High Powered Blurbs

Physical Dose Distribution‘Blurbs’ made a welcome return to Brasenose on Wednesday evening of 4th week. Named after publishers’ dust-jacket summaries of a book’s contents, the usual format consists of two short presentations by members of the Senior Common Room (SCR) and Graduate or Hulme Common Room (HCR). Always varied and never predictable, the inaugural Blurbs of Term was, however, an all-SCR affair devoted to Medicine. Professors Bleddyn Jones (Gray Laboratory, Cancer Research UK Oxford Centre) and Ted Wilson (for many years Head of the CERN Accelerator School and now Visiting Prof at Oxford Physics Department's  John Adams Institute) gave complementary talks on Proton Beam Therapy.

During the summer vacation, the heart-rending story of Ashya King (a five-year-old child whose life is threatened by a brain tumour) made national headlines after his parents removed their son from hospital and travelled to first Spain and then Prague in search of a therapy described as ‘controversial’ in many media accounts. Professors Wilson and Jones explained the fundamentals lying behind radical cancer treatment to a mixed audience of graduates studying for taught and research masters in science, humanities, and social science subjects.

The technology underpinning CERN’s Large Hadron Collider at lower energy levels generates beams that are used in medical cyclotrons and synchrotrons. Radiations have different biological qualities, the energy deposition profile of X-rays differing greatly from that of protons. As velocity declines, the energy dissipated by protons rises sharply to reach what is known as a Bragg peak. Proton treatment, therefore, results in less damage to many normal tissues than X-ray ionising radiation provided that it is targeted accurately.  Medics choosing between the two techniques face difficult trade-offs, particularly in cases where a cancer is located near to vulnerable body parts such as the spinal cord, the brain, or the eye. X-ray treatment results in greater collateral dose to non-affected areas, but misdirected proton beams carry the risk of causing, for example, later brain damage, paralysis, or blindness after treatment of some forms of brain tumours. Calibrating proton treatment is extremely challenging: even the act of breathing can result in a misdirected beam. Judging the relative biological effectiveness (RBE) of one type of ionised radiation relative to another is greatly complicated by limited experimental data of different types of animal and human tissue. There is at the present time international disagreement about the use of a constant RBE (as used in American practice) versus a variable RBE with dose, in different tissues and for different tumour types as favoured in Oxford.

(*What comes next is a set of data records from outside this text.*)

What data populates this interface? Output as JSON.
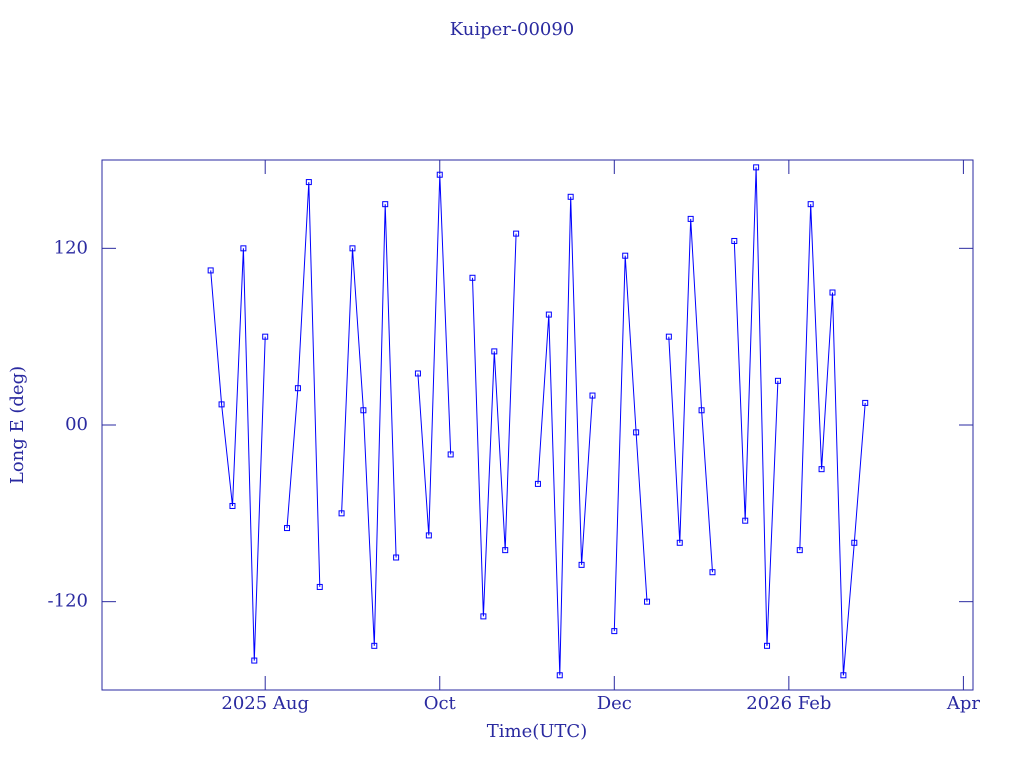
{
  "chart_data": {
    "type": "line",
    "title": "Kuiper-00090",
    "x_label": "Time(UTC)",
    "y_label": "Long E (deg)",
    "x": [
      7.375,
      7.5,
      7.625,
      7.75,
      7.875,
      8,
      8.125,
      8.25,
      8.375,
      8.5,
      8.625,
      8.75,
      8.875,
      9,
      9.125,
      9.25,
      9.375,
      9.5,
      9.625,
      9.75,
      9.875,
      10,
      10.125,
      10.25,
      10.375,
      10.5,
      10.625,
      10.75,
      10.875,
      11,
      11.125,
      11.25,
      11.375,
      11.5,
      11.625,
      11.75,
      11.875,
      12,
      12.125,
      12.25,
      12.375,
      12.5,
      12.625,
      12.75,
      12.875,
      13,
      13.125,
      13.25,
      13.375,
      13.5,
      13.625,
      13.75,
      13.875,
      14,
      14.125,
      14.25,
      14.375,
      14.5,
      14.625,
      14.75,
      14.875
    ],
    "series": [
      {
        "color": "#0000ff",
        "values": [
          105,
          14,
          -55,
          120,
          -160,
          60,
          null,
          -70,
          25,
          165,
          -110,
          null,
          -60,
          120,
          10,
          -150,
          150,
          -90,
          null,
          35,
          -75,
          170,
          -20,
          null,
          100,
          -130,
          50,
          -85,
          130,
          null,
          -40,
          75,
          -170,
          155,
          -95,
          20,
          null,
          -140,
          115,
          -5,
          -120,
          null,
          60,
          -80,
          140,
          10,
          -100,
          null,
          125,
          -65,
          175,
          -150,
          30,
          null,
          -85,
          150,
          -30,
          90,
          -170,
          -80,
          15
        ]
      }
    ],
    "xlim": [
      6.13,
      16.11
    ],
    "xticks": [
      {
        "value": 8,
        "label": "2025 Aug"
      },
      {
        "value": 10,
        "label": "Oct"
      },
      {
        "value": 12,
        "label": "Dec"
      },
      {
        "value": 14,
        "label": "2026 Feb"
      },
      {
        "value": 16,
        "label": "Apr"
      }
    ],
    "ylim": [
      -180,
      180
    ],
    "yticks": [
      -120,
      {
        "value": 0,
        "label": "00"
      },
      120
    ],
    "axis_color": "#2a2aa0"
  }
}
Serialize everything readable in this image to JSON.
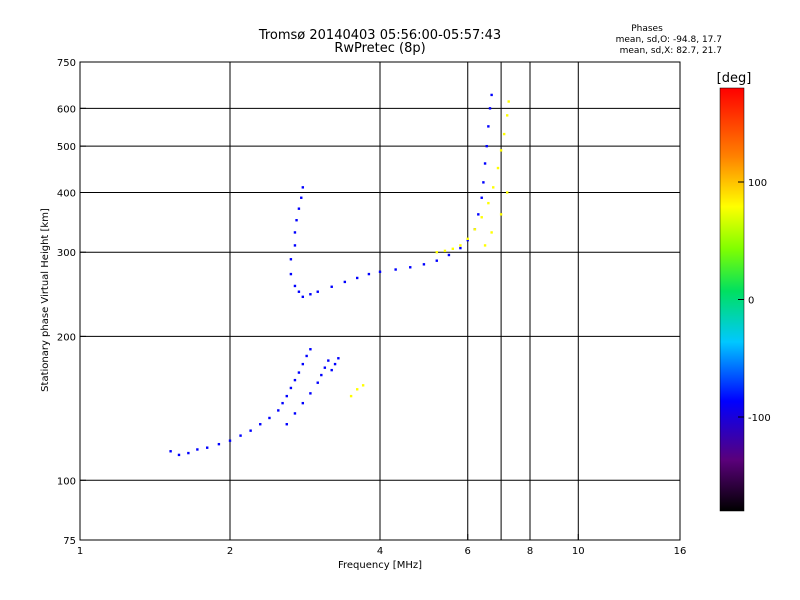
{
  "chart_data": {
    "type": "scatter",
    "title": "Tromsø 20140403 05:56:00-05:57:43",
    "subtitle": "RwPretec (8p)",
    "xlabel": "Frequency [MHz]",
    "ylabel": "Stationary phase Virtual Height [km]",
    "x_scale": "log",
    "y_scale": "log",
    "xlim": [
      1,
      16
    ],
    "ylim": [
      75,
      750
    ],
    "x_ticks": [
      1,
      2,
      4,
      6,
      8,
      10,
      16
    ],
    "y_ticks": [
      75,
      100,
      200,
      300,
      400,
      500,
      600,
      750
    ],
    "grid_x": [
      2,
      4,
      6,
      7,
      8,
      10
    ],
    "grid_y": [
      100,
      200,
      300,
      400,
      500,
      600
    ],
    "stats": {
      "heading": "Phases",
      "line_o": "mean, sd,O: -94.8, 17.7",
      "line_x": "mean, sd,X:  82.7, 21.7"
    },
    "colorbar": {
      "label": "[deg]",
      "range": [
        -180,
        180
      ],
      "ticks": [
        100,
        0,
        -100
      ],
      "colormap": "rainbow: black-purple-blue-cyan-green-yellow-orange-red"
    },
    "series": [
      {
        "phase": -100,
        "points": [
          [
            1.52,
            115
          ],
          [
            1.58,
            113
          ],
          [
            1.65,
            114
          ],
          [
            1.72,
            116
          ],
          [
            1.8,
            117
          ],
          [
            1.9,
            119
          ],
          [
            2.0,
            121
          ],
          [
            2.1,
            124
          ],
          [
            2.2,
            127
          ],
          [
            2.3,
            131
          ],
          [
            2.4,
            135
          ],
          [
            2.5,
            140
          ],
          [
            2.55,
            145
          ],
          [
            2.6,
            150
          ],
          [
            2.65,
            156
          ],
          [
            2.7,
            162
          ],
          [
            2.75,
            168
          ],
          [
            2.8,
            175
          ],
          [
            2.85,
            182
          ],
          [
            2.9,
            188
          ],
          [
            2.6,
            131
          ],
          [
            2.7,
            138
          ],
          [
            2.8,
            145
          ],
          [
            2.9,
            152
          ],
          [
            3.0,
            160
          ],
          [
            3.05,
            166
          ],
          [
            3.1,
            172
          ],
          [
            3.15,
            178
          ],
          [
            3.2,
            170
          ],
          [
            3.25,
            175
          ],
          [
            3.3,
            180
          ],
          [
            2.65,
            270
          ],
          [
            2.65,
            290
          ],
          [
            2.7,
            310
          ],
          [
            2.7,
            330
          ],
          [
            2.72,
            350
          ],
          [
            2.75,
            370
          ],
          [
            2.78,
            390
          ],
          [
            2.8,
            410
          ],
          [
            2.7,
            255
          ],
          [
            2.75,
            248
          ],
          [
            2.8,
            242
          ],
          [
            2.9,
            245
          ],
          [
            3.0,
            248
          ],
          [
            3.2,
            254
          ],
          [
            3.4,
            260
          ],
          [
            3.6,
            265
          ],
          [
            3.8,
            270
          ],
          [
            4.0,
            273
          ],
          [
            4.3,
            276
          ],
          [
            4.6,
            279
          ],
          [
            4.9,
            283
          ],
          [
            5.2,
            288
          ],
          [
            5.5,
            296
          ],
          [
            5.8,
            306
          ],
          [
            6.0,
            318
          ],
          [
            6.2,
            335
          ],
          [
            6.3,
            360
          ],
          [
            6.4,
            390
          ],
          [
            6.45,
            420
          ],
          [
            6.5,
            460
          ],
          [
            6.55,
            500
          ],
          [
            6.6,
            550
          ],
          [
            6.65,
            600
          ],
          [
            6.7,
            640
          ]
        ]
      },
      {
        "phase": 100,
        "points": [
          [
            5.2,
            300
          ],
          [
            5.4,
            302
          ],
          [
            5.6,
            305
          ],
          [
            5.8,
            310
          ],
          [
            6.0,
            320
          ],
          [
            6.2,
            335
          ],
          [
            6.4,
            355
          ],
          [
            6.6,
            380
          ],
          [
            6.75,
            410
          ],
          [
            6.9,
            450
          ],
          [
            7.0,
            490
          ],
          [
            7.1,
            530
          ],
          [
            7.2,
            580
          ],
          [
            7.25,
            620
          ],
          [
            6.5,
            310
          ],
          [
            6.7,
            330
          ],
          [
            7.0,
            360
          ],
          [
            7.2,
            400
          ],
          [
            3.6,
            155
          ],
          [
            3.7,
            158
          ],
          [
            3.5,
            150
          ]
        ]
      }
    ]
  }
}
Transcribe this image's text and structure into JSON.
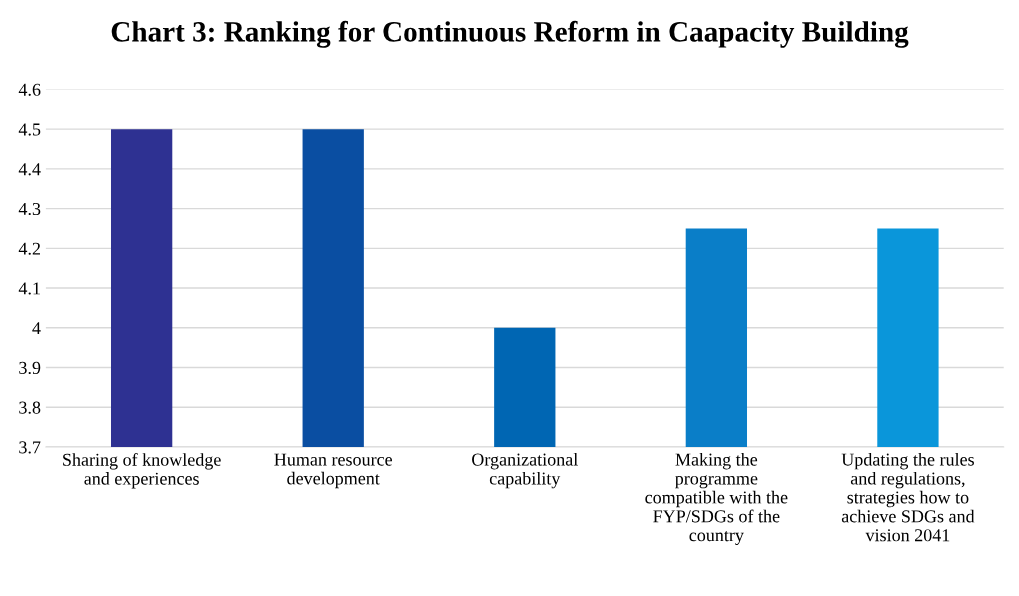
{
  "chart_data": {
    "type": "bar",
    "title": "Chart 3: Ranking for Continuous Reform in Caapacity Building",
    "categories": [
      "Sharing of knowledge and experiences",
      "Human resource development",
      "Organizational capability",
      "Making the programme compatible with the FYP/SDGs of the country",
      "Updating the rules and regulations, strategies how to achieve SDGs and vision 2041"
    ],
    "values": [
      4.5,
      4.5,
      4.0,
      4.25,
      4.25
    ],
    "colors": [
      "#2e3192",
      "#0a4ea2",
      "#0066b3",
      "#0a7ec8",
      "#0a96da"
    ],
    "ylim": [
      3.7,
      4.6
    ],
    "yticks": [
      3.7,
      3.8,
      3.9,
      4,
      4.1,
      4.2,
      4.3,
      4.4,
      4.5,
      4.6
    ],
    "grid": "y",
    "legend": false
  }
}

Questions from the floor to the two speakers discussed the advantages and disadvantages of radical cancer therapy being subject to a light regulatory regime in comparison with pharmaceuticals.  Tighter regulation would restrict treatment only to cases where tissue weighting factors are robust empirically, and would impose additional costs on industry or medical research funders such as charities. Yet while this would reduce the incidence of side effects, the gains must be offset against much slower development of techniques that offer significant benefits to patients. Professors Wilson and Jones hoped that the international collaborative research effort devoted to particle physics may soon be applied to medicine. 3-D humanoid phantom dosimetry, in which one of CERN’s synchrotrons will be used to investigate the properties of beams within synthetic human tissue types and for cell based experiments, promises to make proton beam therapy a safer and better option for children like Ashya with medulloblastoma.